パラダイム・シフト



「いらっしゃい〜」

「相変わらず暇そうだな」

「良く言うよ、態々私が仕込みしてる時間に来るくせに」

ドアベルを響かせて店内に現れたのは、見慣れた金髪にグレーのスーツをピシッと着た降谷さん。ぐるりと店内を見回し誰もいないことを確認したのか、慣れた様子でカウンター席に腰掛けいつもの、と口にした。少しだけクマが酷いように見えるのはきっと気のせいじゃない。お湯を沸かす間に裏口の鍵を開けておく。彼の好みに合わせて淹れた珈琲と珈琲請けを差し出した。ふう、と一息ついている降谷さんを見ながら、扉にかかったプレートをCloseの面が通りに向くようにひっくり返す。

「アルツーラ、好きだよね」

「息抜きするには丁度いいからな。15時になったら奥の席を使う」

「はいはい、お好きにどうぞ」

今では勝手知ったる様子の降谷さんに初めて会ったのは、まだアルバイトで喫茶店に出入りしてる時だった。マスターに頼まれて珈琲豆の買い付けに行ったその帰り道、今日はサービスだよと顔見知りであるトニオさんからすごく珍しい豆を横流ししてもらってホクホクしていたのだけれど、市場を出て駅に向かう道で金髪のイケメンに呼び止められた。めっちゃイケメンだけど何処か棘があるその人は、私が貰った豆を睨んでいる。え、欲しいの?あげないけど。

「えーと…何か?」

「すみません。今お手元にあるそちらの袋、渡してもらえませんか」

「嫌です」

あまりに直球で来たので即答で返した。イケメンの顔が歪み、そして重苦しい息を吐き出す。そんな残念そうな顔をしてもあげません。この珈琲豆、正規で買ったら一体いくらすると思っているんだ。私とトニオさんとマスターの信頼関係の賜物で手に入れた豆なのに、どうして見ず知らずの人に、しかも無料で渡さなければならないのか。

「どうしても此方に渡さないと?」

「欲しかったらご自身で購入することをお勧めします。それに私はお使いを頼まれただけなので、一個人の判断で渡せるものでもありません」

怪しい雲行きに、それじゃあ、とそそくさとその場を後にしようとしたけど無理だった。腕を取られて担がれると、そのまま近くに止められていたバンの中に放られる。幼気な女子大学生に対して酷くない?え、私このまま連れ去られるって寸法かしら。親いないから身代金は望めないよ。あまりの展開に思考はまともに働いてくれず、もし誘拐されたらマスターに連絡いくのかな、と余計なことばかり頭に浮かぶ。そんな私を余所に、金髪のイケメンは耳につけたインカムで誰かと連絡を取っていた。二言三言交わして通信を切った後、暗い車内に2人きり。鋭い眼光が自分に向けられる。全てを見透かそうとするそれは絶対に一般人に向けられるものじゃないので、自分が知らないうちに何か不味い沼へ足を踏み入れたのだと何となく分かった。ただお使いに行っただけなのに、とんだ貧乏くじを引いたものである。

「そちらの中身を確認させてください」

「…お兄さんは警察の人ですか?」

「ええ。これ以上拒否するようであれば実力行使も厭わない」

「…お店に帰ってからじゃダメですか?」

彼がこの袋の中の何を確認したいのか分からないけど、珈琲は湿気と酸化に弱い。できることならコンディションが保たれたお店で開けたいのだが、否応なく却下された。
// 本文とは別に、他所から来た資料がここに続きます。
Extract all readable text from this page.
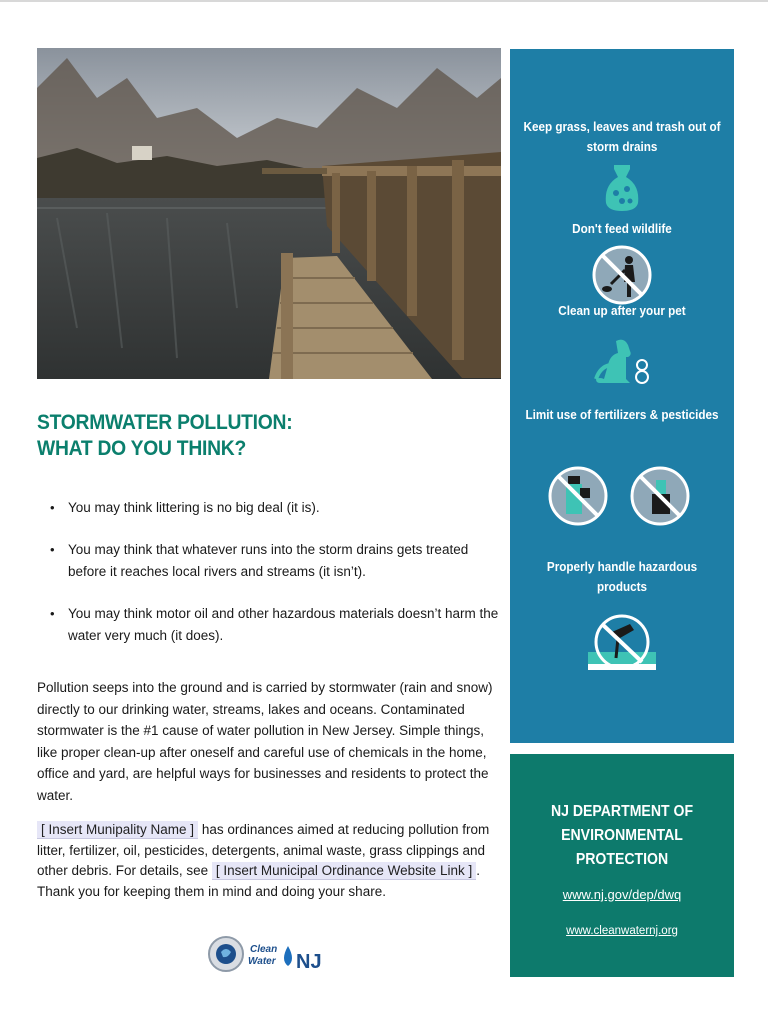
STORMWATER POLLUTION:
WHAT DO YOU THINK?
• You may think littering is no big deal (it is).
• You may think that whatever runs into the storm drains gets treated before it reaches local rivers and streams (it isn’t).
• You may think motor oil and other hazardous materials doesn’t harm the water very much (it does).

Pollution seeps into the ground and is carried by stormwater (rain and snow) directly to our drinking water, streams, lakes and oceans. Contaminated stormwater is the #1 cause of water pollution in New Jersey. Simple things, like proper clean-up after oneself and careful use of chemicals in the home, office and yard, are helpful ways for businesses and residents to protect the water.

[ Insert Munipality Name ] has ordinances aimed at reducing pollution from litter, fertilizer, oil, pesticides, detergents, animal waste, grass clippings and other debris. For details, see [ Insert Municipal Ordinance Website Link ] . Thank you for keeping them in mind and doing your share.

Clean
Water NJ
Keep grass, leaves and trash out of storm drains
Don't feed wildlife
Clean up after your pet
Limit use of fertilizers & pesticides
Properly handle hazardous products
NJ DEPARTMENT OF
ENVIRONMENTAL
PROTECTION
www.nj.gov/dep/dwq
www.cleanwaternj.org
「じゃあ理由を教えてください。私にも知る権利があると思います」

「本当に分からないのか?」

「さっぱりですね。だって私は珈琲を買い付けて、珍しい豆をおまけして貰っただけなのに」

「あまり捜査情報を漏らすのは適切じゃない。君が本当に巻き込まれただけかどうかは此方で判断する」

そう無残に切り捨てられて袋を取られた。ありえん。そうして私から取った袋を何の躊躇いもなくザバーッとひっくり返すのだから、目が飛び出るかと思った。その豆で淹れた珈琲、一杯いくらすると思ってんの。せめて綺麗な布の上で出してよ!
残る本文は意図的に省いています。